Je ne dis pas qu’il faut supprimer des mots de notre langage, nier l’Histoire ou la refaire au risque de faire oublier les horreurs subies par les Noirs. Mais il faut valoriser des termes dépourvus de toute haine raciale. Si l’on en arrive à ce qu’un président sénégalais voit dans la colonisation des signes d’amitié, c’est qu’il est urgent de revoir les imaginaires que les Africains ont d’eux-même et leur apport dans la marche du monde.

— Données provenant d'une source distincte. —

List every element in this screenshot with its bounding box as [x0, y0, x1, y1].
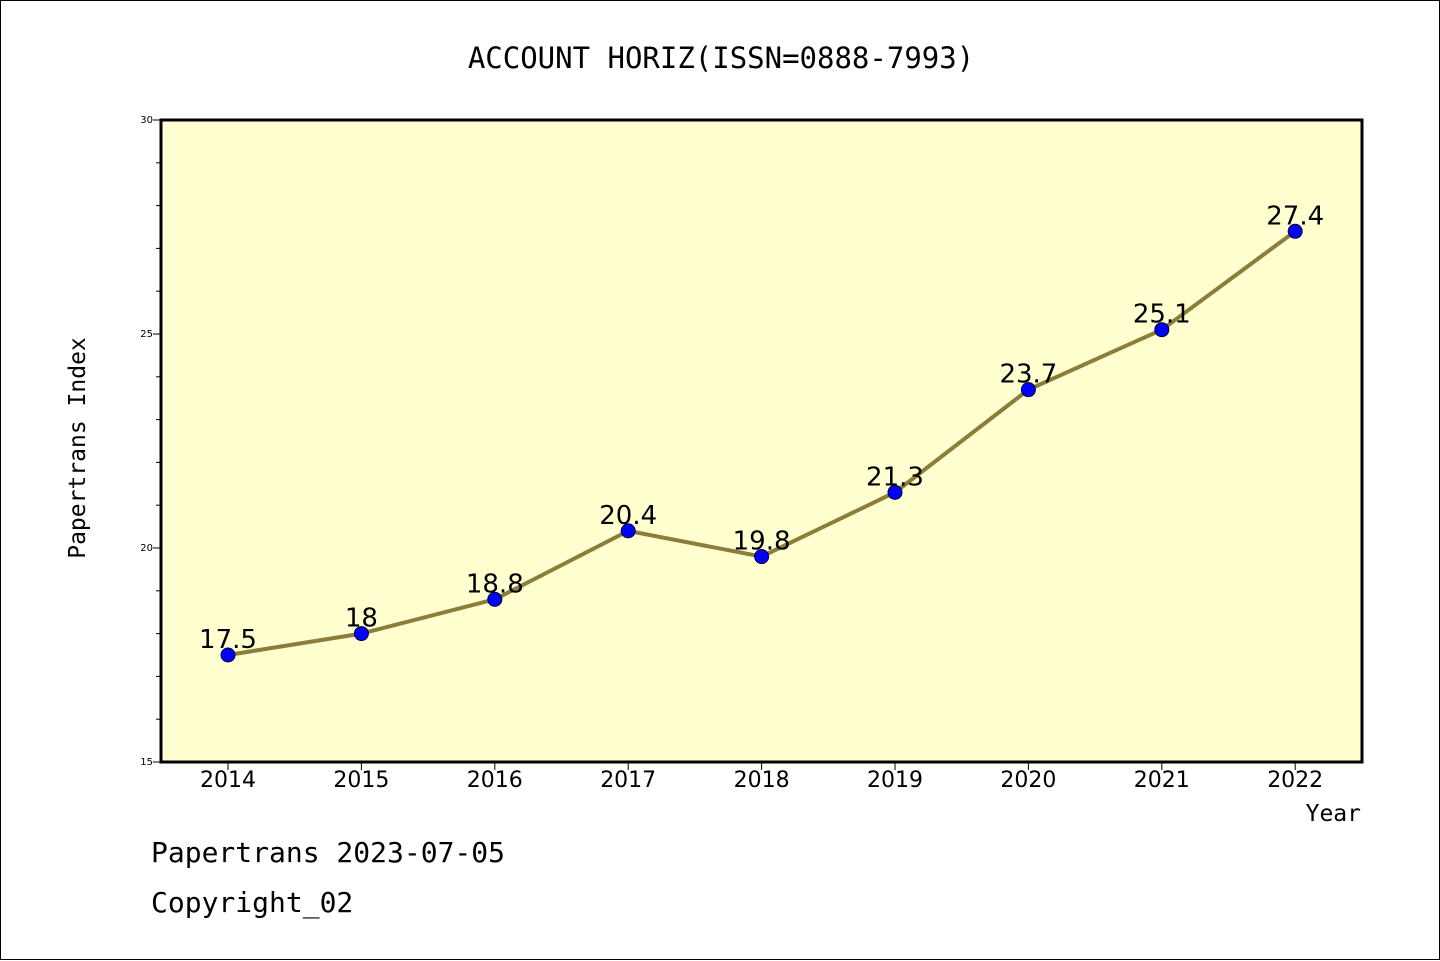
y-tick-label: 20 — [140, 543, 153, 554]
data-point — [1020, 382, 1036, 398]
data-label: 27.4 — [1266, 201, 1324, 231]
x-axis-label: Year — [1306, 801, 1361, 827]
data-label: 19.8 — [733, 527, 791, 557]
data-label: 18 — [345, 604, 378, 634]
data-label: 17.5 — [199, 625, 257, 655]
y-axis-label: Papertrans Index — [65, 337, 91, 559]
data-point — [220, 647, 236, 663]
data-point — [620, 523, 636, 539]
footer-copyright: Copyright_02 — [151, 886, 354, 919]
footer-date: Papertrans 2023-07-05 — [151, 836, 506, 869]
x-tick-label: 2021 — [1134, 768, 1190, 793]
x-tick-label: 2017 — [600, 768, 656, 793]
data-label: 21.3 — [866, 462, 924, 492]
x-tick-label: 2020 — [1000, 768, 1056, 793]
data-label: 25.1 — [1133, 300, 1191, 330]
data-label: 20.4 — [599, 501, 657, 531]
x-tick-label: 2016 — [467, 768, 523, 793]
data-point — [887, 484, 903, 500]
series-layer: 17.5 18 18.8 20.4 19.8 21.3 23.7 25.1 27.4 — [199, 201, 1324, 663]
data-label: 18.8 — [466, 569, 524, 599]
data-point — [353, 626, 369, 642]
x-tick-label: 2018 — [734, 768, 790, 793]
y-tick-label: 15 — [140, 757, 153, 768]
x-tick-label: 2019 — [867, 768, 923, 793]
data-label: 23.7 — [999, 360, 1057, 390]
x-axis: 2014 2015 2016 2017 2018 2019 2020 2021 2022 — [200, 762, 1323, 793]
chart-title: ACCOUNT HORIZ(ISSN=0888-7993) — [468, 41, 974, 75]
data-point — [487, 591, 503, 607]
data-point — [1154, 322, 1170, 338]
data-point — [1287, 223, 1303, 239]
x-tick-label: 2014 — [200, 768, 256, 793]
x-tick-label: 2015 — [333, 768, 389, 793]
y-tick-label: 25 — [140, 329, 153, 340]
data-point — [754, 549, 770, 565]
plot-area — [159, 118, 1364, 764]
y-axis: 15 20 25 30 — [140, 115, 161, 768]
y-tick-label: 30 — [140, 115, 153, 126]
x-tick-label: 2022 — [1267, 768, 1323, 793]
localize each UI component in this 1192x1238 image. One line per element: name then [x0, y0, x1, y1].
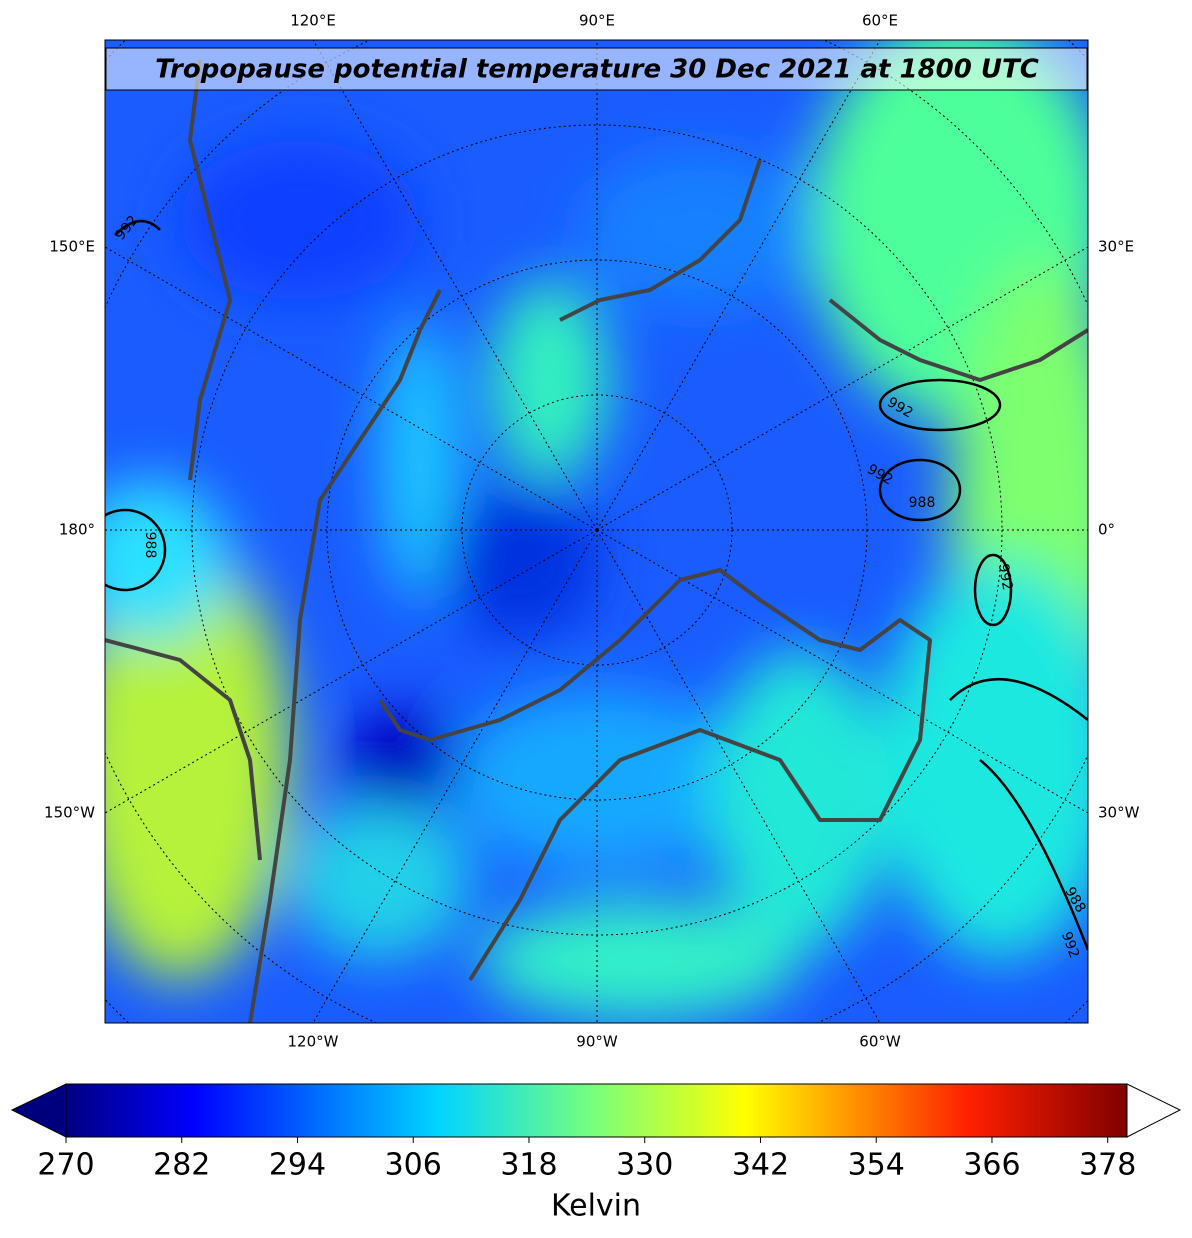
colorbar-tick-label: 378	[1079, 1148, 1136, 1183]
colorbar-tick-label: 270	[37, 1148, 94, 1183]
graticule-label: 120°E	[290, 12, 336, 30]
graticule-label: 0°	[1098, 521, 1115, 539]
graticule-label: 30°W	[1098, 804, 1140, 822]
graticule-label: 150°E	[49, 238, 95, 256]
colorbar-tick-label: 318	[500, 1148, 557, 1183]
colorbar-tick-label: 306	[385, 1148, 442, 1183]
graticule-label: 90°E	[579, 12, 615, 30]
map-field	[105, 40, 1088, 1023]
graticule-label: 90°W	[576, 1033, 618, 1051]
graticule-label: 180°	[59, 521, 95, 539]
contour-label: 988	[909, 495, 936, 511]
graticule-label: 60°E	[862, 12, 898, 30]
colorbar-tick-label: 330	[616, 1148, 673, 1183]
graticule-label: 150°W	[44, 804, 95, 822]
colorbar-tick-label: 282	[153, 1148, 210, 1183]
graticule-label: 60°W	[859, 1033, 901, 1051]
map-frame	[104, 39, 1089, 1024]
map-title: Tropopause potential temperature 30 Dec …	[155, 55, 1039, 85]
colorbar-tick-label: 342	[732, 1148, 789, 1183]
colorbar	[10, 1083, 1182, 1138]
colorbar-label: Kelvin	[551, 1189, 641, 1224]
graticule-label: 30°E	[1098, 238, 1134, 256]
colorbar-tick-label: 366	[963, 1148, 1020, 1183]
colorbar-tick-label: 354	[848, 1148, 905, 1183]
contour-label: 992	[995, 562, 1015, 591]
colorbar-tick-label: 294	[269, 1148, 326, 1183]
graticule-label: 120°W	[288, 1033, 339, 1051]
contour-label: 988	[142, 532, 158, 559]
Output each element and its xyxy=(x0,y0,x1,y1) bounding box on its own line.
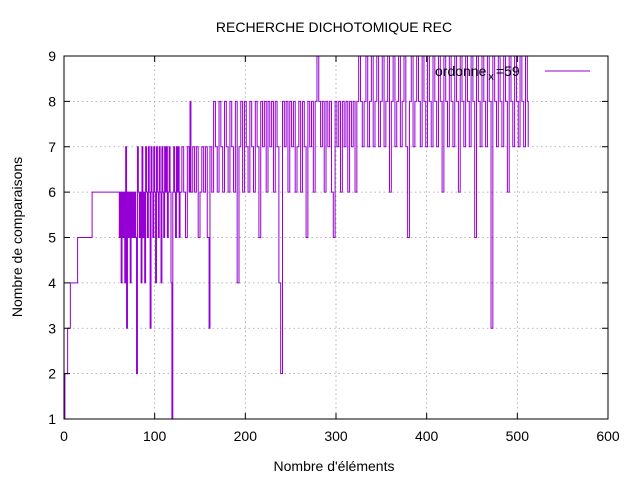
legend-subscript: x xyxy=(488,71,494,83)
x-tick-label: 500 xyxy=(506,428,530,444)
x-tick-label: 400 xyxy=(415,428,439,444)
y-tick-label: 7 xyxy=(48,139,56,155)
legend-suffix: =59 xyxy=(496,63,520,79)
x-tick-label: 600 xyxy=(596,428,620,444)
y-tick-label: 8 xyxy=(48,93,56,109)
series-layer xyxy=(64,55,529,420)
chart-title: RECHERCHE DICHOTOMIQUE REC xyxy=(216,19,452,35)
x-tick-label: 100 xyxy=(143,428,167,444)
y-axis-label: Nombre de comparaisons xyxy=(9,157,25,317)
x-axis-label: Nombre d'éléments xyxy=(274,458,395,474)
y-tick-label: 4 xyxy=(48,275,56,291)
y-tick-label: 6 xyxy=(48,184,56,200)
y-tick-label: 2 xyxy=(48,366,56,382)
y-tick-label: 5 xyxy=(48,230,56,246)
series-line xyxy=(64,55,529,420)
legend-label: ordonne x =59 xyxy=(435,63,520,83)
y-tick-label: 3 xyxy=(48,320,56,336)
ticks: 0 100 200 300 400 500 600 1 2 3 4 5 6 7 8 9 xyxy=(48,48,620,444)
y-tick-label: 9 xyxy=(48,48,56,64)
x-tick-label: 200 xyxy=(234,428,258,444)
x-tick-label: 0 xyxy=(60,428,68,444)
y-tick-label: 1 xyxy=(48,411,56,427)
x-tick-label: 300 xyxy=(324,428,348,444)
legend: ordonne x =59 xyxy=(435,63,590,83)
legend-main: ordonne xyxy=(435,63,487,79)
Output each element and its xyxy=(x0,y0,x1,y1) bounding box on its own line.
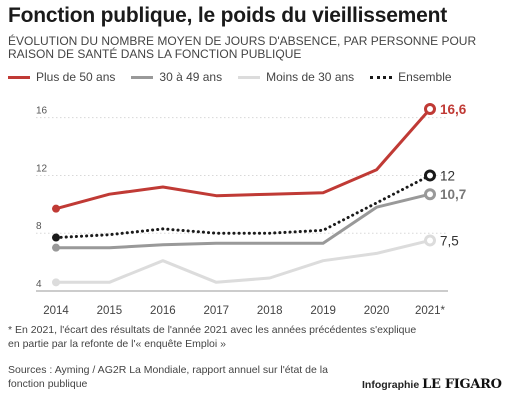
series-line-3 xyxy=(55,108,432,211)
legend-swatch-moins-30 xyxy=(238,75,261,79)
chart-subtitle: Évolution du nombre moyen de jours d'abs… xyxy=(8,34,477,61)
legend-label-30-49: 30 à 49 ans xyxy=(159,70,223,84)
x-tick-label: 2016 xyxy=(150,305,176,317)
y-axis-ticks: 4 8 12 16 xyxy=(36,106,48,290)
x-tick-label: 2014 xyxy=(43,305,69,317)
credit-label: Infographie xyxy=(362,379,420,391)
series-end-marker xyxy=(424,234,436,247)
x-axis-ticks: 2014 2015 2016 2017 2018 2019 2020 2021* xyxy=(43,305,445,317)
legend-item-moins-30: Moins de 30 ans xyxy=(238,70,354,84)
x-tick-label: 2018 xyxy=(257,305,283,317)
legend: Plus de 50 ans 30 à 49 ans Moins de 30 a… xyxy=(8,69,468,85)
series-end-marker xyxy=(424,169,436,182)
end-labels: 7,5 10,7 12 16,6 xyxy=(440,102,467,248)
legend-swatch-ensemble xyxy=(370,75,393,79)
series-start-marker xyxy=(52,278,60,287)
legend-item-30-49: 30 à 49 ans xyxy=(131,70,222,84)
series-lines xyxy=(52,103,436,287)
x-tick-label: 2019 xyxy=(310,305,336,317)
chart-title: Fonction publique, le poids du vieilliss… xyxy=(8,4,448,27)
y-tick-label: 12 xyxy=(36,163,48,174)
x-tick-label: 2021* xyxy=(415,305,446,317)
legend-label-moins-30: Moins de 30 ans xyxy=(266,70,355,84)
series-line-0 xyxy=(56,238,431,284)
end-value-label: 10,7 xyxy=(440,187,466,202)
credit: Infographie LE FIGARO xyxy=(362,377,502,392)
legend-label-plus-50: Plus de 50 ans xyxy=(36,70,116,84)
series-end-marker xyxy=(424,103,436,115)
y-tick-label: 8 xyxy=(36,221,42,232)
series-end-marker xyxy=(424,188,436,201)
series-line-2 xyxy=(54,173,432,240)
end-value-label: 16,6 xyxy=(440,102,467,117)
legend-label-ensemble: Ensemble xyxy=(398,70,452,84)
sources: Sources : Ayming / AG2R La Mondiale, rap… xyxy=(8,364,328,390)
legend-swatch-30-49 xyxy=(131,75,154,79)
series-start-marker xyxy=(52,233,60,242)
series-start-marker xyxy=(52,243,60,252)
legend-item-ensemble: Ensemble xyxy=(370,70,452,84)
le-figaro-logo: LE FIGARO xyxy=(422,377,502,392)
end-value-label: 12 xyxy=(440,168,455,183)
series-start-marker xyxy=(52,204,60,213)
y-tick-label: 16 xyxy=(36,106,48,117)
end-value-label: 7,5 xyxy=(440,233,459,248)
grid-lines xyxy=(36,117,448,292)
footnote: * En 2021, l'écart des résultats de l'an… xyxy=(8,324,417,350)
y-tick-label: 4 xyxy=(36,279,42,290)
legend-swatch-plus-50 xyxy=(8,75,30,79)
x-tick-label: 2017 xyxy=(203,305,229,317)
x-tick-label: 2020 xyxy=(364,305,390,317)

Pendant la Seconde Guerre mondiale, s’il y a eu Londres pour l’appel à la Résistance, il y a eu Brazzaville pour l’opérationnalité de la Résistance. N’empêche, au moment de la libération de Paris, les Alliés ont « blanchi les troupes ». C’est à dire, retenir les soldats noirs (Africains et Africains-Américains) hors de la capitale française pour laisser entrer en triomphe les seuls Blancs.

Patrimoine mémoriel vandalisé

Le retard de la décolonisation des représentations, l’attitude passive ou seulement dénonciatrice de certaines élites, la non prise en compte par nos décideurs politiques des propositions pour réincarner notre histoire, font que notre patrimoine mémoriel est chaque jour vandalisé. Comment expliquer à la postérité cette Place de l’Europe à Gorée ? Qui peut imaginer à Auschwitz une place baptisée « Allemagne » ?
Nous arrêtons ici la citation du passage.